For many, Deus Ex is the greatest video game ever made. Its design is as open ended as any video game that succeeded it, even 15+ years after its release. In fact Deus Ex is still ahead of its time — it did things that most modern games aren’t ambitious enough to attempt. Now, in a blog over at Games Industry International, Warren Spector has put together the design rules his team worked to whilst creating Deus Ex. Its fascinating.
I won’t list them all here, since that would be a disservice to the original blog, which you can read here but I do like this one, particularly because it seems like I spend half my time in games these days watching someone else do something cool.
Players Do; NPCs Watch — It’s no fun to watch an NPC do something cool. If it’s a cool thing, let the player do it. If it’s a boring or mundane thing, don’t even let the player think about it – let an NPC do it.
Yes Warren, yes. Preach.
Warren Spector’s Commandments of Game Design [Games Industry International]
Comments
6 responses to “Check Out Warren Spector’s Design Rules For Deus Ex”
Hundreds of people are now reinstalling Deus Ex right now. I always have it installed on both my desktop and laptop 😉
Spector kicks ass
Mine is permanently installed… thank you Steam and dedicated games drive! 😀
Deus Ex is one game I never uninstall, because I seem to go back every year for a playthrough. It’s strange, after 11-12 years of doing this I still haven’t gotten sick of it.
It’s weird isn’t it?
Yet I struggle to get half way through most modern 5-10 hour games before losing interest.
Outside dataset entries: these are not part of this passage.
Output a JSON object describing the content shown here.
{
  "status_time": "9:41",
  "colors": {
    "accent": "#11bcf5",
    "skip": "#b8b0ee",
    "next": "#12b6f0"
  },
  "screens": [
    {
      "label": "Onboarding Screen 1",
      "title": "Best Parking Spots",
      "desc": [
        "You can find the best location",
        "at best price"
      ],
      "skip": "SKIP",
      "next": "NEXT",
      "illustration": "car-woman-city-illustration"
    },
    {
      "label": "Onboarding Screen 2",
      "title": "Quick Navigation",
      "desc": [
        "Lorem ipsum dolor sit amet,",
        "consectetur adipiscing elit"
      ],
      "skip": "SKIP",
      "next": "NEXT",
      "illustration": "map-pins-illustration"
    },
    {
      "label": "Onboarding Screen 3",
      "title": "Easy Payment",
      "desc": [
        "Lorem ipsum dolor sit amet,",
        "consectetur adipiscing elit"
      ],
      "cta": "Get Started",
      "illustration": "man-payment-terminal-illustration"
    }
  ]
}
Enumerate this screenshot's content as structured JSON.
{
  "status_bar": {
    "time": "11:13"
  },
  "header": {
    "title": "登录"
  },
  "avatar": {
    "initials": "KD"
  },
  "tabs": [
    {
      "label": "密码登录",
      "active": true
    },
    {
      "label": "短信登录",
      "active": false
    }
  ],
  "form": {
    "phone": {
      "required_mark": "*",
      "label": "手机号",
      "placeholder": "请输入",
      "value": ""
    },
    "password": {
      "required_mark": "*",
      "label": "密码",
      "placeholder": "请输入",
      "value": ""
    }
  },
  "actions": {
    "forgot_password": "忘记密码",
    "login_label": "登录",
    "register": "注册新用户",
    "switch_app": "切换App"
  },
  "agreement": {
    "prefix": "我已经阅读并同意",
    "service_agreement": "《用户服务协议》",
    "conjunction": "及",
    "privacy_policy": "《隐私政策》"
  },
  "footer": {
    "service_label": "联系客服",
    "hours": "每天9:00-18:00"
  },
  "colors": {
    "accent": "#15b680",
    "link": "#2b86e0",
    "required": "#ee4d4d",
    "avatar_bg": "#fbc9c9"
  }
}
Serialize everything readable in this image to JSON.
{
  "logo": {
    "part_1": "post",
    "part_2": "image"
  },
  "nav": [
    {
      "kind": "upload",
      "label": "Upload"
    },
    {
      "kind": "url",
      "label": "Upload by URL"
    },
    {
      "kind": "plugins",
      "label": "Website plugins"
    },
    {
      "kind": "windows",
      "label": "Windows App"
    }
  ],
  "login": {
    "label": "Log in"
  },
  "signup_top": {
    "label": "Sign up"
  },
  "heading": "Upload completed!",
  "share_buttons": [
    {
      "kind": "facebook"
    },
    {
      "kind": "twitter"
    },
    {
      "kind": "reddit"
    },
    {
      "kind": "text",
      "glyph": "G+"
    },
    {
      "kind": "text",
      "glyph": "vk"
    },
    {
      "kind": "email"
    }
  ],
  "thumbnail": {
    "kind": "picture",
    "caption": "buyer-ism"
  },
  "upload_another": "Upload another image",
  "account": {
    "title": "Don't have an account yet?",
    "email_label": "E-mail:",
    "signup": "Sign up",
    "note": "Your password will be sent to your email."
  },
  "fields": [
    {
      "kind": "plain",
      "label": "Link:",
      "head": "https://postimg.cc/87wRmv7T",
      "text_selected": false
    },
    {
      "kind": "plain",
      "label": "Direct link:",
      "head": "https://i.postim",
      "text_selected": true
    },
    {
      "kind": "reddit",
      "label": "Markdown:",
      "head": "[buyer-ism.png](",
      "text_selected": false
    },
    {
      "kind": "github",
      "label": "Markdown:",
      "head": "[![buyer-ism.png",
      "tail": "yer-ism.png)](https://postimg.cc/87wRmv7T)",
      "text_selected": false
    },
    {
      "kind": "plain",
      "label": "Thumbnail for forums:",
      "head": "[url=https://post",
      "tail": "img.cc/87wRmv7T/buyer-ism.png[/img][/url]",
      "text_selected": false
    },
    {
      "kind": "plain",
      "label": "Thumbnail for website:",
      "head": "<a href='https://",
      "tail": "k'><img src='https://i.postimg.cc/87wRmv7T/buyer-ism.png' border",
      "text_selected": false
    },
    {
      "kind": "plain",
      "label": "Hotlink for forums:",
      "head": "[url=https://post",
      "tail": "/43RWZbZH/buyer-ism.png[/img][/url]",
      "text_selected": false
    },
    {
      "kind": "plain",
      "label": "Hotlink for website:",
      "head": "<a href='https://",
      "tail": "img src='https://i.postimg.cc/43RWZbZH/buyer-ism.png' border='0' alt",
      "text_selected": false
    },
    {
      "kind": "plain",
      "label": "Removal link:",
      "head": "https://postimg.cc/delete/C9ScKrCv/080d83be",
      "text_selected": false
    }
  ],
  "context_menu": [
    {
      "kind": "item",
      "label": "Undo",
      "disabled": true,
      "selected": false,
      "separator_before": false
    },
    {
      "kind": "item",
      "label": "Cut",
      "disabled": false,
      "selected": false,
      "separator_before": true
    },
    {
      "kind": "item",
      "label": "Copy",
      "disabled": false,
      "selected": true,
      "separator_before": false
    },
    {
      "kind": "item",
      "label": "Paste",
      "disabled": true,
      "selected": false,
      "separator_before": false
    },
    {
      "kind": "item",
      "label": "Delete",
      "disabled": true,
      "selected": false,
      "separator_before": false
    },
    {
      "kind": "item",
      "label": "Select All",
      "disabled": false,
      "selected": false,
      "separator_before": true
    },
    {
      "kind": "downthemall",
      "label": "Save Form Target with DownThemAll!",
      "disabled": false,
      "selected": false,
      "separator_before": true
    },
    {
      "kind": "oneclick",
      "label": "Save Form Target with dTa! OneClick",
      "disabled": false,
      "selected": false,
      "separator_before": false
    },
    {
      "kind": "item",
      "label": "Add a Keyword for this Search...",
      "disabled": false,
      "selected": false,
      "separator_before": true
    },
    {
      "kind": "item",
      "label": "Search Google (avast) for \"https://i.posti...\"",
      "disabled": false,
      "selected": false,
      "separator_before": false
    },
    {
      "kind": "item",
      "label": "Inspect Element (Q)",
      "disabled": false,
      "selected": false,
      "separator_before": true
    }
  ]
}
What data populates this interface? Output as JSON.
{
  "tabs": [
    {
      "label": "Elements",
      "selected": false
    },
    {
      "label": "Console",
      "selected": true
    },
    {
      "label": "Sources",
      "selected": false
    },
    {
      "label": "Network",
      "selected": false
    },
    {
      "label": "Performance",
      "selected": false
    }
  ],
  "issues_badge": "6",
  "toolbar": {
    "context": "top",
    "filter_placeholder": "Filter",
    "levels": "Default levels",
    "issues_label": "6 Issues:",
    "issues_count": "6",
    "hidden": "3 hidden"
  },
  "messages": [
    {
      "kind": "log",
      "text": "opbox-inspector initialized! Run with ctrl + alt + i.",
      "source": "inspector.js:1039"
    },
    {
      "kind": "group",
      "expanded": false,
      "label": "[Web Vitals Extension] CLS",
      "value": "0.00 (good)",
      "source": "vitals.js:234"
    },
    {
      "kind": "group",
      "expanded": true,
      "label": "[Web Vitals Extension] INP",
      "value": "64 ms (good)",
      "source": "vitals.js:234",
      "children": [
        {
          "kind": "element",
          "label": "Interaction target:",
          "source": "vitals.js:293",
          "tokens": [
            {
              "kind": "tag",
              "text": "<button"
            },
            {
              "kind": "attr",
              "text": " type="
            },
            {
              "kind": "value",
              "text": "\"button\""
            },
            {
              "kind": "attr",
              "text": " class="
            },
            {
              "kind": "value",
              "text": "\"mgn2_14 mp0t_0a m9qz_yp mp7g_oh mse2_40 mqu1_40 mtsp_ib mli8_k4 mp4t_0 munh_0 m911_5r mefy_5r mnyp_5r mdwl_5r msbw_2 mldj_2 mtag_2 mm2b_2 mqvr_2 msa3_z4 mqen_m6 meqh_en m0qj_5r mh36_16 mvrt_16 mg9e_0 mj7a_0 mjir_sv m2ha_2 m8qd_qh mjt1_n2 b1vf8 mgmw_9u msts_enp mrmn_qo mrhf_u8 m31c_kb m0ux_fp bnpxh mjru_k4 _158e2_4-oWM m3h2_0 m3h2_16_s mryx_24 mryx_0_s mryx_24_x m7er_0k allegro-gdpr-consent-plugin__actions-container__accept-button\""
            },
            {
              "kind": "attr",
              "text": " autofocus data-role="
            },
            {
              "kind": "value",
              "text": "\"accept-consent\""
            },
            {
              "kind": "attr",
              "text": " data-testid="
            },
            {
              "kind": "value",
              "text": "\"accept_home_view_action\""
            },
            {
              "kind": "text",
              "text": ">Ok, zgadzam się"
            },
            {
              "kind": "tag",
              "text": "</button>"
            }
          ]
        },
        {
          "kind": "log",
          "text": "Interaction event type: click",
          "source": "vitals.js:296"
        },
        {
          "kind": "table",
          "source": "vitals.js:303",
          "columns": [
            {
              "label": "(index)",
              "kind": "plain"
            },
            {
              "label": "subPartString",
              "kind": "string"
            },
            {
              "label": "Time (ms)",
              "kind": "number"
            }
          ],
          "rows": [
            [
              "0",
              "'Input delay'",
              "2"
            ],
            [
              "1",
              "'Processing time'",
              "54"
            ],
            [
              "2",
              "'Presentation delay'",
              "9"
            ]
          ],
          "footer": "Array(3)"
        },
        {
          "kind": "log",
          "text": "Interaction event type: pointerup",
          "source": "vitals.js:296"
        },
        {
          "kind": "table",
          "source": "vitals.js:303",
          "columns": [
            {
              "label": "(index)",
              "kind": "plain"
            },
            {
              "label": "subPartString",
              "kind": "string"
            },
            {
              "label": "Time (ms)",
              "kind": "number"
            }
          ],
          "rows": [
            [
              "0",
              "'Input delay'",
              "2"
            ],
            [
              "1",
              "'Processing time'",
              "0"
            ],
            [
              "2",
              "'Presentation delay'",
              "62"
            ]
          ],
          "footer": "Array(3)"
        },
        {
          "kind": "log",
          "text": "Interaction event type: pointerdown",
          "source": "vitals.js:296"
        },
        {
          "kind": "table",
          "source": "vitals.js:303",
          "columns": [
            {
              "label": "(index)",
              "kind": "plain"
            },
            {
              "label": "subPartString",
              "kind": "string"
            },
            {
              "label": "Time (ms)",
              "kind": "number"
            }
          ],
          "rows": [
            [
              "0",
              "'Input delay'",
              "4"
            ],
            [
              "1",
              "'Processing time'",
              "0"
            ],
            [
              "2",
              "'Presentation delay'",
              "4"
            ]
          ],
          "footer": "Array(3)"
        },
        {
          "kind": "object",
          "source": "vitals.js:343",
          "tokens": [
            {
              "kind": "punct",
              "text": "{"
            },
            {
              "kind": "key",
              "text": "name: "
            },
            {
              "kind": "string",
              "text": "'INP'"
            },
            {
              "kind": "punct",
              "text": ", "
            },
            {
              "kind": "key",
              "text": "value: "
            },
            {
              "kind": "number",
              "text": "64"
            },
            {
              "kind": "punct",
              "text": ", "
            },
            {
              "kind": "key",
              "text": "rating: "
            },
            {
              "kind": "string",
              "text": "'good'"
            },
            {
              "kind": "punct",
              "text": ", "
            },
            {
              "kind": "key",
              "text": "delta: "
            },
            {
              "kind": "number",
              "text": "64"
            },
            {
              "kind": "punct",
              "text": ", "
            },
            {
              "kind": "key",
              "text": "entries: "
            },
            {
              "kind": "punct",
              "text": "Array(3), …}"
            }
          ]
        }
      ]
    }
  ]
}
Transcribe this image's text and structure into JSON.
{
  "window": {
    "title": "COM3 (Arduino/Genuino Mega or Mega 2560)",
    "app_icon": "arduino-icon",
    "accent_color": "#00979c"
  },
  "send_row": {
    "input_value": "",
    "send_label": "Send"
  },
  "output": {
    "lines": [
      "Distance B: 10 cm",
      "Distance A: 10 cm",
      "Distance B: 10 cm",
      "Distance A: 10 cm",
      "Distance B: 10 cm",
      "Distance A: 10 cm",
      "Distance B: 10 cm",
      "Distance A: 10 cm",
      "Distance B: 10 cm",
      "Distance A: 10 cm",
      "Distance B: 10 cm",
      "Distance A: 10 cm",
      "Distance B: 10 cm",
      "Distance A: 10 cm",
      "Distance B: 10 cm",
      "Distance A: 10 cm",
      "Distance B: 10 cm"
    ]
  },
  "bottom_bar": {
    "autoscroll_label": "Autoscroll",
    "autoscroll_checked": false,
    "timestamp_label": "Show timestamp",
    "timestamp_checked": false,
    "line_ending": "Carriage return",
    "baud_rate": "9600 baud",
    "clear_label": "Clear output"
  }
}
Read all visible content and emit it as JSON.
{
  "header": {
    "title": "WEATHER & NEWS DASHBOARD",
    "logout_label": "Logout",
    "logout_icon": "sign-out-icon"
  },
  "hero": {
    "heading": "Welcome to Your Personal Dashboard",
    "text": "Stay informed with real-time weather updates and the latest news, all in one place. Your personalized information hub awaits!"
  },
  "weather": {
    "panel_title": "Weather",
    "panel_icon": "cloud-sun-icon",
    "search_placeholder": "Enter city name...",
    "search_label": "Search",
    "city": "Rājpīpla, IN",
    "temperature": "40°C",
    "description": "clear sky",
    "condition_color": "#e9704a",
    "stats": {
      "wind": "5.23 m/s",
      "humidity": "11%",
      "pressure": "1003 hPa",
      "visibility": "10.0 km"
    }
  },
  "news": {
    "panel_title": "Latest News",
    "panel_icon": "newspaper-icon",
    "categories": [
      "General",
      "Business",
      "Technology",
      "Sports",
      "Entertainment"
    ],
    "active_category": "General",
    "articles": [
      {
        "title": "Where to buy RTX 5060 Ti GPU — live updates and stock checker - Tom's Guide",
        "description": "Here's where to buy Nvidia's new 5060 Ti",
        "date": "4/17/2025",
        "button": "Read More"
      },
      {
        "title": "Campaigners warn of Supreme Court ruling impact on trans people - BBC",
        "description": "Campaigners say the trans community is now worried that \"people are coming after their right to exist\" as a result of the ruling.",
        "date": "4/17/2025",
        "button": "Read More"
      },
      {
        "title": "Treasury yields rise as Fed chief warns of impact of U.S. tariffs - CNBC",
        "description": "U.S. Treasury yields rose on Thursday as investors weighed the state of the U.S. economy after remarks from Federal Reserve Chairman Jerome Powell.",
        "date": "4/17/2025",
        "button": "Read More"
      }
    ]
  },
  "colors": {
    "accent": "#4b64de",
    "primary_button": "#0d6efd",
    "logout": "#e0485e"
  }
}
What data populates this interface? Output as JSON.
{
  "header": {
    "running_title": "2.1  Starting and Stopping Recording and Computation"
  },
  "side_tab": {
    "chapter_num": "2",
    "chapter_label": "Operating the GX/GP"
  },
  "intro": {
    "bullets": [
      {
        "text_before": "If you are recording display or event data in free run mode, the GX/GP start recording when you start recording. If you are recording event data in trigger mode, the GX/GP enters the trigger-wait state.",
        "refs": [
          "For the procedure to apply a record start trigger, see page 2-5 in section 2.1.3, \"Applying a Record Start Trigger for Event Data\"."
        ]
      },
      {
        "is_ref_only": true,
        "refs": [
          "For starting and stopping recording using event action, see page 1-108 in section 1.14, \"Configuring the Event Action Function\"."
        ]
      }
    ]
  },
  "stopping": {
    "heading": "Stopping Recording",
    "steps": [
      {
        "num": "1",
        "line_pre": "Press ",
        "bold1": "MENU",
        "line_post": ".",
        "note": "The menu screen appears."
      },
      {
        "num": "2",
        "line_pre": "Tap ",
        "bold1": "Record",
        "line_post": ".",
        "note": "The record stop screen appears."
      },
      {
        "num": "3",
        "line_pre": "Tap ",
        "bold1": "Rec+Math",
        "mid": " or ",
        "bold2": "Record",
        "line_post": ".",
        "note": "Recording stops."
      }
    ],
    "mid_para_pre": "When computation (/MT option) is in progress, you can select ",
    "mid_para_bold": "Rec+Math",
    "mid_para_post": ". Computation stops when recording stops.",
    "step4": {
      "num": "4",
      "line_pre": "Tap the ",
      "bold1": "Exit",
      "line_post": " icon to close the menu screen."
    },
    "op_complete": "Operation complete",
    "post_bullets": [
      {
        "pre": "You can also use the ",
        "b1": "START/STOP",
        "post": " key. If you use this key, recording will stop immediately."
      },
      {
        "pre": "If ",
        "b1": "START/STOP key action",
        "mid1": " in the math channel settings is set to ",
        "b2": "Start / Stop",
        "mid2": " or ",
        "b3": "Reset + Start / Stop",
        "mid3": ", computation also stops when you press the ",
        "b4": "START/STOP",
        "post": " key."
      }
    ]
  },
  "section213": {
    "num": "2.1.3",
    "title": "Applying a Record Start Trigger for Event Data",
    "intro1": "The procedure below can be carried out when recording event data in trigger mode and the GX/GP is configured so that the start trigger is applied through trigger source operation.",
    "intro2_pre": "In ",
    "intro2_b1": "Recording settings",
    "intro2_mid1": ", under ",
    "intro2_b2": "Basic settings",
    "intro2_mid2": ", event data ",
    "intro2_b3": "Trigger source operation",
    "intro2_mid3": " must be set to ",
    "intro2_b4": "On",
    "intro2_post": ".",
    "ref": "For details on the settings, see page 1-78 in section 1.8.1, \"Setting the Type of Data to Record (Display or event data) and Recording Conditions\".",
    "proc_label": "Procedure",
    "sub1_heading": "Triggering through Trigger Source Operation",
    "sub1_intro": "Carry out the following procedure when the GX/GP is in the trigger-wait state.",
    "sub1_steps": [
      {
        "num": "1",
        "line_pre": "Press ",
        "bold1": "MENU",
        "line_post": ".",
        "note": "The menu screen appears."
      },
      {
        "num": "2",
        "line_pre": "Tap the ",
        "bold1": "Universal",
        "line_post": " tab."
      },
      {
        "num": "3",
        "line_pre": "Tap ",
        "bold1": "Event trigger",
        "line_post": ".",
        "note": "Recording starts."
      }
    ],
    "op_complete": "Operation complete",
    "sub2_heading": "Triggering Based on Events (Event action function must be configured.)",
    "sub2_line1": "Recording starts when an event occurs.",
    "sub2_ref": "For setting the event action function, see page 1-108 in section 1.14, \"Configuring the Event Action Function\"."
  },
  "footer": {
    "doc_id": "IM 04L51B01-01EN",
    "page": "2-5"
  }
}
Within reason. Having to walk the perimeter of a warehouse flipping three switches to activate something while your NPC teammates just stand around is simply artificial lengthening, and boring.
This and System Shock 2.
Putting these on Steam caused me to buy them for the third and fourth times, respectively.
Once I’m done with my current SS2 playthrough, I’m going to have to play Deus Ex again to see how they implemented all of this.